In Kaveney's version, the opening line slaps the reader in the face with a list of obscene words, striking an irreverent tone that continues throughout the poem and the rest of the volume. Such a string of obscenity can remain in the minds of readers as they progress through the remainder of the book—even into Poems 61-68, which remain free from explicit language in Kaveney's translation.
Catullus's Poem 88 accuses Gellius of cuckolding his uncle, "quid facit is patruum qui non sinit esse maritum?" ("What is he doing, he who doesn't let his uncle be a husband?"). Kaveney's takes this a step further, writing that Gellius "pulled his uncle from a bridal bed, / he slapped him silly and then gave him head." Here, Gellius's poor uncle is not only a cuckold, but also the recipient of forced oral sex. Catullus's 88 closes by asserting that Gellius's crime is so wicked that nothing can surpass it, not even if he were to perform oral sex on himself. Kaveney's 88, however, asserts that Gellius is, in fact, doing just that: "He's practising a swivel of the hips / to get a blow job from his own sweet lips." There is no hypothetical element here.
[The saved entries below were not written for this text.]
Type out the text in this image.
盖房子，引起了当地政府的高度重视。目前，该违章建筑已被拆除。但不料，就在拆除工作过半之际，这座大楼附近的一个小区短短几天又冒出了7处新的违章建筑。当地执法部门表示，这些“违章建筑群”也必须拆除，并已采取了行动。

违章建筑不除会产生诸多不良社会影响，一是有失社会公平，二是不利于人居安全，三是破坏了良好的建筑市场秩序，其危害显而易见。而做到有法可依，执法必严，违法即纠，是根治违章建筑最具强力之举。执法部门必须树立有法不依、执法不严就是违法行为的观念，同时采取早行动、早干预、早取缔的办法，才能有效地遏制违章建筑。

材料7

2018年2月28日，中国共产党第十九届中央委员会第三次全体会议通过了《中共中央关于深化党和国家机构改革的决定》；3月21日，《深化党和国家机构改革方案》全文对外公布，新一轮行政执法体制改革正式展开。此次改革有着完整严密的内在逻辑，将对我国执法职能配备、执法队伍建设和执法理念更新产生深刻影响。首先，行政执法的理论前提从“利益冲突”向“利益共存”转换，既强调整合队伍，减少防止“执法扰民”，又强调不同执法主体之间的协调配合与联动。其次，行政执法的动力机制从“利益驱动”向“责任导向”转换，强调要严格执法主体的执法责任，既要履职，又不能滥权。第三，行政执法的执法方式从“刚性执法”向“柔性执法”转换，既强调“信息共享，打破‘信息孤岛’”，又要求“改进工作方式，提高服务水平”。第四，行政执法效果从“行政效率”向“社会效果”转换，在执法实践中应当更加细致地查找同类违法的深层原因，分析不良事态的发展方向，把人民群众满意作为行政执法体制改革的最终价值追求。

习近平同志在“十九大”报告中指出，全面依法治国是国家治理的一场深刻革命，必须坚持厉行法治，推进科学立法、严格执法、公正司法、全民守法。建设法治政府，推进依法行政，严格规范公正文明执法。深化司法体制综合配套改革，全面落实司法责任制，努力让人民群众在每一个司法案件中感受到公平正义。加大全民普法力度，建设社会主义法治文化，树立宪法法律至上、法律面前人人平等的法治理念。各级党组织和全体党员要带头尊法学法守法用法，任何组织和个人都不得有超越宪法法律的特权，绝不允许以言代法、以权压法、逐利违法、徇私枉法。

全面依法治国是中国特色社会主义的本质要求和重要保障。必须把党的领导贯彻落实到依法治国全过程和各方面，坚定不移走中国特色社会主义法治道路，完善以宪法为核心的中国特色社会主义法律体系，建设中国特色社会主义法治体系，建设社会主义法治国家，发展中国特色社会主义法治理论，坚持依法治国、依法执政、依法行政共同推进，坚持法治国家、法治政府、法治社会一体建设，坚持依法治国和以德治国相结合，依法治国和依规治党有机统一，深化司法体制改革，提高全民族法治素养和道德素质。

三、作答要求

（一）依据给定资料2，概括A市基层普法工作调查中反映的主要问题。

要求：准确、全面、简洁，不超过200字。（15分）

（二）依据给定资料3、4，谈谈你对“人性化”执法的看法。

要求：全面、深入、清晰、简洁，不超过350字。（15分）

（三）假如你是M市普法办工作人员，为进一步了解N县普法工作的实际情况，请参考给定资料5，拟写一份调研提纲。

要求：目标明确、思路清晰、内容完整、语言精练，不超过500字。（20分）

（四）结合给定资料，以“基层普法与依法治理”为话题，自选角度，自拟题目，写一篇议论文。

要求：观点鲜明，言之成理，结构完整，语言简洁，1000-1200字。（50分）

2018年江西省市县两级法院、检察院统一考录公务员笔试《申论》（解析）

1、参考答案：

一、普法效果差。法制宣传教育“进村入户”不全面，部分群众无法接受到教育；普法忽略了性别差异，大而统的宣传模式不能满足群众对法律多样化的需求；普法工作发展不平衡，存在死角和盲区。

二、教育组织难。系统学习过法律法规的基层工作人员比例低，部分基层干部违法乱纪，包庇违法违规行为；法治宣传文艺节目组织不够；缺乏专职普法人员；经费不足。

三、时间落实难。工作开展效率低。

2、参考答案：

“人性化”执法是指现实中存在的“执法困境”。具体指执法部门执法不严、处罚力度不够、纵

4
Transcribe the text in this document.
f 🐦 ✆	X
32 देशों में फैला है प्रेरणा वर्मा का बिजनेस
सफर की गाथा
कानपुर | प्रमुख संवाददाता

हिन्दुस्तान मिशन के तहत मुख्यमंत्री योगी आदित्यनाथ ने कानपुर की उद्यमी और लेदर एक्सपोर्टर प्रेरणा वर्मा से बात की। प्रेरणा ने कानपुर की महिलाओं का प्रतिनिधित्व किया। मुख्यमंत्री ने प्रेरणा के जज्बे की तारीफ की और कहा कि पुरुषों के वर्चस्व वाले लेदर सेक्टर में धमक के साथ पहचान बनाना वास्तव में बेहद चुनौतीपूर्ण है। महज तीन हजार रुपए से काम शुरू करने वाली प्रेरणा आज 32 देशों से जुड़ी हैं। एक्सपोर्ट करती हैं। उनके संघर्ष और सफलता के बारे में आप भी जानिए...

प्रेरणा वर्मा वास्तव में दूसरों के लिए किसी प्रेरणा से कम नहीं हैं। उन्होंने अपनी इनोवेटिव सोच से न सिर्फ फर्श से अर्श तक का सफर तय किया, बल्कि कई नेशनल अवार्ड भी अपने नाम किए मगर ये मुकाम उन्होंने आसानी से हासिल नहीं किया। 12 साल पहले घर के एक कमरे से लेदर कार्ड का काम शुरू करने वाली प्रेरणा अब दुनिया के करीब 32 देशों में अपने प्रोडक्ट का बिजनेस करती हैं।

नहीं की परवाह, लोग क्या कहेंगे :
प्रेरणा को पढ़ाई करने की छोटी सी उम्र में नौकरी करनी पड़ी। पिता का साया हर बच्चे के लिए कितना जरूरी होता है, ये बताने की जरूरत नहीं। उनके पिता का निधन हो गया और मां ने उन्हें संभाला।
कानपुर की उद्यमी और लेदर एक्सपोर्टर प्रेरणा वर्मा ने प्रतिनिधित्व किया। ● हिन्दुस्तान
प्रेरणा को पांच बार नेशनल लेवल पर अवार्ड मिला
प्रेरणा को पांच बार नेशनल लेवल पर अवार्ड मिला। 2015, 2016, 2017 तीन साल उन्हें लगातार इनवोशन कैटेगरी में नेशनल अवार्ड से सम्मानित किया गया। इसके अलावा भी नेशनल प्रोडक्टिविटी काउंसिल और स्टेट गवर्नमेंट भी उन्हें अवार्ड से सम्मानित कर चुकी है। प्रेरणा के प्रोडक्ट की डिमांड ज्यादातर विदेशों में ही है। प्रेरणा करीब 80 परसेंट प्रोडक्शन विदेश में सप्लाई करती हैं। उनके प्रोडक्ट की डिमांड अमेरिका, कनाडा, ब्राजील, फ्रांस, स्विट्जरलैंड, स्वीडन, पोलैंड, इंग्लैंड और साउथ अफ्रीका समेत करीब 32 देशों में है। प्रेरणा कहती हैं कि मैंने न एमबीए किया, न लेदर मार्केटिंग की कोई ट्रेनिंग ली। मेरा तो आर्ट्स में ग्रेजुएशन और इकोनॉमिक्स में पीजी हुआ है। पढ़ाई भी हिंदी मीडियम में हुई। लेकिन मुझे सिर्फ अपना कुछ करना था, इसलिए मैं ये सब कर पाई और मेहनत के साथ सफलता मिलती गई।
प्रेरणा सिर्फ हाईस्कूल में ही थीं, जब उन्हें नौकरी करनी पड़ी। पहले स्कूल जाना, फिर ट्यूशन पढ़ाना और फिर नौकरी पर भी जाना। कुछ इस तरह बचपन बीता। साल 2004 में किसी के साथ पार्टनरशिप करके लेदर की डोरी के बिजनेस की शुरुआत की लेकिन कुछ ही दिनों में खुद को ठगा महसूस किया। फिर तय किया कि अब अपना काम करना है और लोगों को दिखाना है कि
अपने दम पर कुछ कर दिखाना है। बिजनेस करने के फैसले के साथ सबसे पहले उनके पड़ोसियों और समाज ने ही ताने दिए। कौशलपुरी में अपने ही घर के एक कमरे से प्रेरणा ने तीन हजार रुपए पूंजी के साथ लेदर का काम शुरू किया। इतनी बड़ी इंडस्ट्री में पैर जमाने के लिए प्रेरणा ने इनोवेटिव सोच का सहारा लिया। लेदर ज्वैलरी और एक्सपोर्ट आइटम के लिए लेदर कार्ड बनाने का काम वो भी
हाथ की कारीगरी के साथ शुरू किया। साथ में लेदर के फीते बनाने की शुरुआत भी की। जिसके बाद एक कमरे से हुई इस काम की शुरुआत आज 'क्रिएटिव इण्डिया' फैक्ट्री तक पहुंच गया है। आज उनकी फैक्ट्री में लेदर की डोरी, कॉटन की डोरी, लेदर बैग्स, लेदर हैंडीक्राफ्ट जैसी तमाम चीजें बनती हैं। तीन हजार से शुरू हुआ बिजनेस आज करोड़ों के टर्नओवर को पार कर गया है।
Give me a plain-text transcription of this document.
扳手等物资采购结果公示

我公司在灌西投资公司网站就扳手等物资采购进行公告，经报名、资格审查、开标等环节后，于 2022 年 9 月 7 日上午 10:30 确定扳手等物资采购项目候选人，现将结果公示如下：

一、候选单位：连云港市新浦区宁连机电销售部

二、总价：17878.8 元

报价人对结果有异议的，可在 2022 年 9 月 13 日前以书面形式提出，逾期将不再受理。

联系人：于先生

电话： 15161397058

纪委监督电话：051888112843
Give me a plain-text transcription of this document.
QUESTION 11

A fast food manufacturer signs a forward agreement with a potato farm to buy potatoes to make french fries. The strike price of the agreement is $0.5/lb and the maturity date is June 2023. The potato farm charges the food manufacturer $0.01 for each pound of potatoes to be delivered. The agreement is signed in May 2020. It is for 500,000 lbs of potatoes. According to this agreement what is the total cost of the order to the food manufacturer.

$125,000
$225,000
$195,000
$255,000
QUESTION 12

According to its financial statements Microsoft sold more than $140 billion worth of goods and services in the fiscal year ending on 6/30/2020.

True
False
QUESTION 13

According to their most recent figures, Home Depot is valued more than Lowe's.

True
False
No examination of profanity in Catullus can pass over Poem 16, one of the most infamous in the corpus, and in Kaveney's volume Poem 16 stands out as a tour de force of poetic perspective.
Eat out my pussy while I fuck you hard
my hands up both your arses. Silly boys,
you prissy queens, because my verse enjoys
making hot love, that doesn't mean I'm tarred
with the same filthy brush. I might be chaste
as anything. A poem might say "fuck,"
dabble its fingers in all kinds of muck,
turn people on perhaps, if they've a taste
for all that sort of thing. Old men with piles
don't get hard otherwise; bored wives are wet
reading my verses. But you still don't get
to think I'm slut or virgin. Snarky smiles
will get you hurt. Oh, I will make you shout,
fistfuck your arses while you eat me out.
In a poem whose Latin version exhibits masculine sexual domination, Kaveney has written a female speaker. Yet the roles remain the same: the speaker is the violator, the penetrator, and the one who wields power; the critics are violated, penetrated, and powerless. Kaveney shows us how a woman can embody a persona just as aggressive and dominant as the male speaker of Catullus 16. This poem still shocks with its obscenity, but to a reader familiar with the Latin text, it shocks in its unexpected inversion of genders as well. It becomes an adaptation, rather than a translation: Kaveney does not simply change Catullus's Latin words to English ones; she creates her own original work.
Although Catullus's Poem 16 focuses on Roman male sexuality, Kaveney's Poem 16 is a show of female rage. Though female speakers are not consistent throughout the corpus—in Poem 56, for example, the speaker "buggers" a boy while "stiff as a spear"—her emergence in Poem 16 makes a strong poetic statement about sex and power in antiquity and in the modern world: it may be shocking to see a woman wielding it, but she wields it effectively.
There were a few typographical errors throughout the book, but none that detracted from understanding. Poem 37 is missing a final period. Poem 67, line 6 should read "Doors," not "Door's." In the third paragraph, the afterword on p.153 has a period following the phrase "Like us" when it should have a comma.
Overall, Kaveney produces a light, readable, enormously fun Catullus that will delight classicists and non-classicists alike.
Notes:
1. Richlin, Amy. 1983. The Garden of Priapus. Oxford: Oxford University Press.